In the view of Mr Mukhtar Mukhtar, Chairman, Trusted Shareholders Association, full disclosures are basic requirements for companies that are not owned by one man. He said that not publishing the firm’s performance or responding to enquiries may send wrong signals about the true health of an organisation.
“The regulators in Nigeria are not helping matters. Even an unquoted company is bound by the laws governing limited liability investments. Yes, Keystone Bank is not quoted, but rendering open their results is beneficial because they deal with public funds.
“People have accounts with them and they deserve to know the financial health of their banker in order to guarantee the safety of their savings.
“A website offers all valuable information about companies. Displaying important components of annual accounts cannot be overemphasised,” Mukhtar told THEWILL in a note.
A disengaged branch head of the bank also told THEWILL on the condition of anonymity that Keystone Bank is struggling to play in the financial services market. According to the source, the inability or failure to post its performance reports on its website suggests that the lender is deep in the doldrums, adding that its customer base has shrunk significantly in recent times. But this could not be confirmed.

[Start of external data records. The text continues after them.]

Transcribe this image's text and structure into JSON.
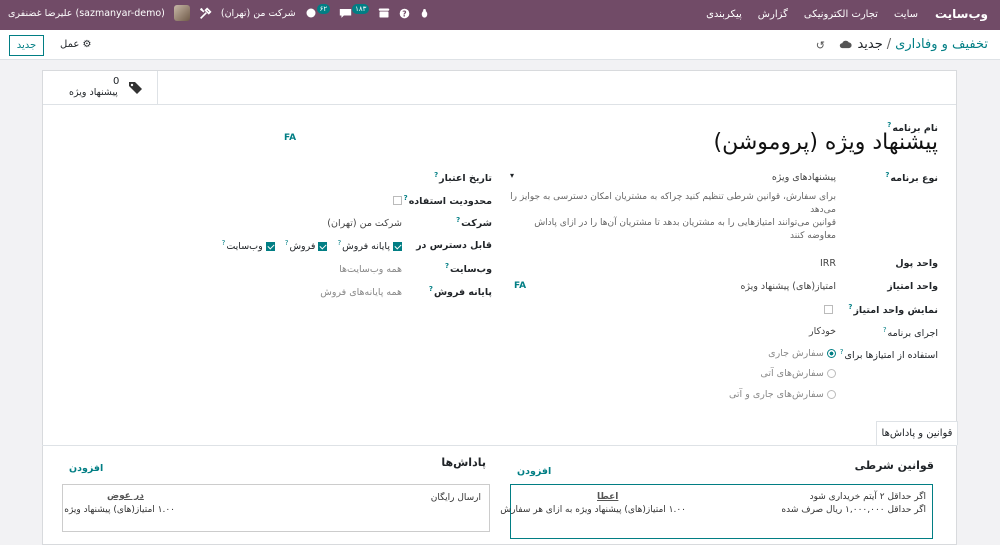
{
  "navbar": {
    "app_name": "وب‌سایت",
    "menu": [
      "سایت",
      "تجارت الکترونیکی",
      "گزارش",
      "پیکربندی"
    ],
    "user_label": "علیرضا غضنفری (sazmanyar-demo)",
    "company": "شرکت من (تهران)",
    "messages_count": "۱۸۳",
    "activity_count": "۶۲"
  },
  "control_panel": {
    "new_button": "جدید",
    "action_label": "عمل",
    "breadcrumb_parent": "تخفیف و وفاداری",
    "breadcrumb_current": "جدید"
  },
  "stat_button": {
    "count": "0",
    "label": "پیشنهاد ویژه"
  },
  "form": {
    "name_label": "نام برنامه",
    "name_value": "پیشنهاد ویژه (پروموشن)",
    "lang_badge": "FA",
    "program_type_label": "نوع برنامه",
    "program_type_value": "پیشنهادهای ویژه",
    "program_type_desc_1": "برای سفارش، قوانین شرطی تنظیم کنید چراکه به مشتریان امکان دسترسی به جوایز را می‌دهد",
    "program_type_desc_2": "قوانین می‌توانند امتیازهایی را به مشتریان بدهد تا مشتریان آن‌ها را در ازای پاداش معاوضه کنند",
    "currency_label": "واحد پول",
    "currency_value": "IRR",
    "point_unit_label": "واحد امتیاز",
    "point_unit_value": "امتیاز(های) پیشنهاد ویژه",
    "point_unit_badge": "FA",
    "show_points_label": "نمایش واحد امتیاز",
    "trigger_label": "اجرای برنامه",
    "trigger_value": "خودکار",
    "apply_on_label": "استفاده از امتیازها برای",
    "apply_options": [
      "سفارش جاری",
      "سفارش‌های آتی",
      "سفارش‌های جاری و آتی"
    ],
    "validity_label": "تاریخ اعتبار",
    "limit_label": "محدودیت استفاده",
    "company_label": "شرکت",
    "company_value": "شرکت من (تهران)",
    "available_on_label": "قابل دسترس در",
    "available_on": [
      "فروش",
      "پایانه فروش",
      "وب‌سایت"
    ],
    "website_label": "وب‌سایت",
    "website_value": "همه وب‌سایت‌ها",
    "pos_label": "پایانه فروش",
    "pos_value": "همه پایانه‌های فروش"
  },
  "tabs": {
    "rules_rewards": "قوانین و پاداش‌ها"
  },
  "rules": {
    "title": "قوانین شرطی",
    "add_label": "افزودن",
    "line1": "اگر حداقل ۲ آیتم خریداری شود",
    "line2": "اگر حداقل ۱,۰۰۰,۰۰۰ ریال صرف شده",
    "grant_label": "اعطا",
    "grant_value": "۱.۰۰ امتیاز(های) پیشنهاد ویژه به ازای هر سفارش"
  },
  "rewards": {
    "title": "پاداش‌ها",
    "add_label": "افزودن",
    "reward_name": "ارسال رایگان",
    "in_exchange_label": "در عوض",
    "in_exchange_value": "۱.۰۰ امتیاز(های) پیشنهاد ویژه"
  },
  "colors": {
    "navbar": "#714b67",
    "accent": "#017e84"
  }
}
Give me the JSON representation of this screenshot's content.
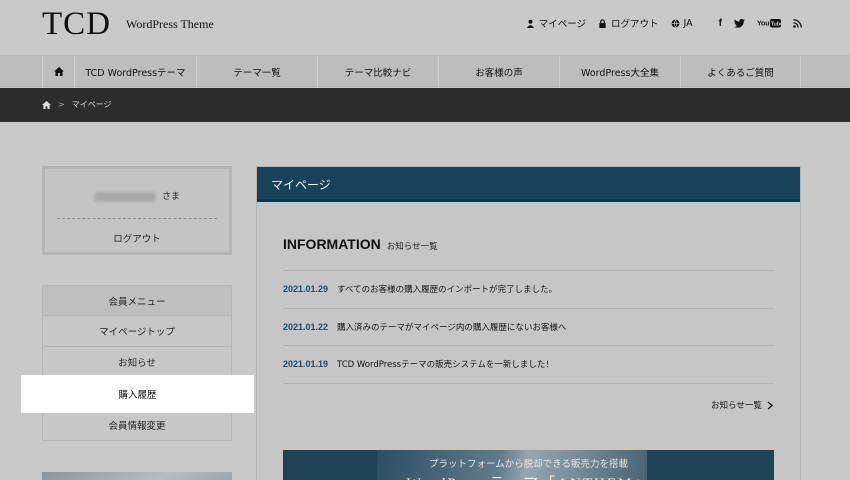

The corporate communications departments of the Central Bank of Nigeria and the Securities and Exchange Commission (SEC) did not respond to enquiries sent to them for their comment on the matter. The Asset Management Corporation of Nigeria (AMCON) spokesman, Jude Nwauzor, confirmed to THEWILL that Keystone Bank is no longer under AMCON portfolio. But this newspaper could not ascertain the extent the bank meets its AMCON and NDIC levy obligations, which is published in banks’ annual reports.
The Ag. Divisional Head, Marketing & Corporate Communications of Keystone Bank Limited, Izore Bamawo, did not respond to text messages and phone calls made to her mobile telephone. There was no response as to alternative means the bank’s performance reports could be accessed.
However, in reply to an email sent to the bank’s ContactCentre, it said, “Thank you for contacting Keystone Bank. We acknowledge receipt of your mail below with regards to the Keystone Bank annual report. Kindly visit any of our branches closer to you for further assistance.” But two of the branches visited in Lagos – Akowonjo Road in Alimosho Local Government Area and Mobolaji Bank Anthony Way in Ikeja, referred this newspaper to the bank’s head office in Victoria Island. The link in the official website of the bank did not respond at the time of filing this report last Friday.
In its efforts to support Nigeria micro, small and medium enterprises with knowledge to manage and grow their businesses, Keystone Bank in June 2021 trained start-ups with the requisite knowledge about the African Continental Free Trade Area (AfCFTA) window and the opportunities it presents to their businesses.
The three-day MSME Masterclass Webinar series tagged, “Taking your SME business across borders” had over 600 participants and 200 registered MSMEs in attendance.
The lender’s MSME Online Academy was launched in 2020 as part of its corporate social responsibility (CSR) initiatives. It was tailored to equip MSMEs with the necessary tools and resources required to successfully manage, grow and make their businesses attractive to investors and for profitability.
Keystone Bank’s existence can be traced to 1981 when it was originally founded as Habib Bank Nigeria Limited. In 2001, Platinum Bank was established and a merger took place between Habib Nigeria and Platinum Bank to form BankPHB in 2005.
In August 2011, Keystone Bank Limited was issued a commercial banking licence by the CBN, on the same day the apex bank revoked the banking license of Bank PHB. Keystone Bank consequently assumed the assets and some liabilities of the defunct Bank PHB. In March 2017, AMCON announced that Keystone Bank had been sold for N25 billion ($81.5 million) to a new investor, Sigma Golf-Riverbank consortium.
The bank maintains a network of over 150 business offices and locations in all the states of Nigeria, with Lagos hosting majority of the branches.